Suppose a bag contains $n$ balls labeled from $1$ to $n$, and suppose I have $k$ of these bags. If I open all of these $k$ bags into an urn, then the urn is effectively a multiset with $kn$ elements: $k$ balls labeled $1$, $k$ balls labeled $2$, and so on up to $n$. My question is

If I were to randomly pick out balls from the urn one by one without replacement, what's the probability of having picked out a complete set of balls labeled $1$ to $n$ after $m$ balls have been pulled out of the urn?


I'm not very familiar with probability, so I'm not sure what's the correct setup for the problem. I suspect the answer has to do with the binomial coefficients, as we're choosing $m$ elements from a set with $kn$ things, but I don't know how to account for the repetition of elements.

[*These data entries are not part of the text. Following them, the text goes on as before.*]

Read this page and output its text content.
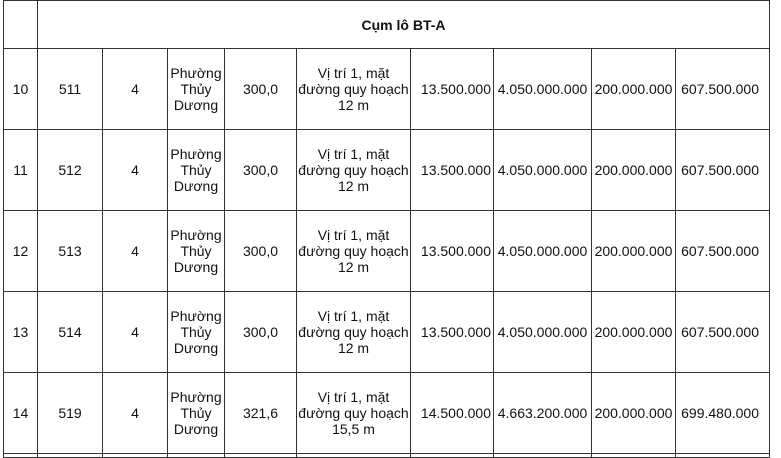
	Cụm lô BT-A								
10	511	4	Phường Thủy Dương	300,0	Vị trí 1, mặt đường quy hoạch 12 m	13.500.000	4.050.000.000	200.000.000	607.500.000
11	512	4	Phường Thủy Dương	300,0	Vị trí 1, mặt đường quy hoạch 12 m	13.500.000	4.050.000.000	200.000.000	607.500.000
12	513	4	Phường Thủy Dương	300,0	Vị trí 1, mặt đường quy hoạch 12 m	13.500.000	4.050.000.000	200.000.000	607.500.000
13	514	4	Phường Thủy Dương	300,0	Vị trí 1, mặt đường quy hoạch 12 m	13.500.000	4.050.000.000	200.000.000	607.500.000
14	519	4	Phường Thủy Dương	321,6	Vị trí 1, mặt đường quy hoạch 15,5 m	14.500.000	4.663.200.000	200.000.000	699.480.000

Any and all help is greatly appreciated. Thank you!

Best Answer

Answer: The probability you are done after $m$ draws is $$ \sum_{i=0}^n (-1)^i \binom{n}i\binom{k(n-i)}{m}\Big/\binom{kn}{m} $$ Proof: This is a routine application of the principle of inclusion-exclusion. For each $i\in \{1,\dots,n\}$, let $E_i$ be the event that none of the $m$ balls you drew are numbered $i$. We want to find $$P(E_1^c\cap \dots \cap E_n^c)=1-P(E_1\cup \dots \cup E_n).$$ By PIE, this is equal to $$ \sum_{i=0}^n(-1)^{i} \sum_{1\le j(1)<j(2)<\dots <j(i)\le n} P\big(E_{j(1)}\cap \dots \cap E_{j(i)}\big) $$ By the symmetry of the problem, for all choices of $j(1),j(2),\dots,j(i)$, we have $P\big(E_{j(1)}\cap \dots \cap E_{j(i)}\big)=P(E_1\cap \dots \cap E_i) $. Therefore, the above simplified to $$ \sum_{i=0}^n (-1)^i \binom{n}i P(E_1\cap \dots \cap E_i). $$ Finally, $E_1\cap \dots \cap E_i$ is the event that no balls numbered $1$ to $i$ are drawn. The probability of this occurring is $\binom{k(n-i)}{m}\Big/ \binom{kn}m$, since the favorable outcomes are determined by choosing $m$ balls from the $k(n-i)$ which are not labeled with a number between $1$ and $i$.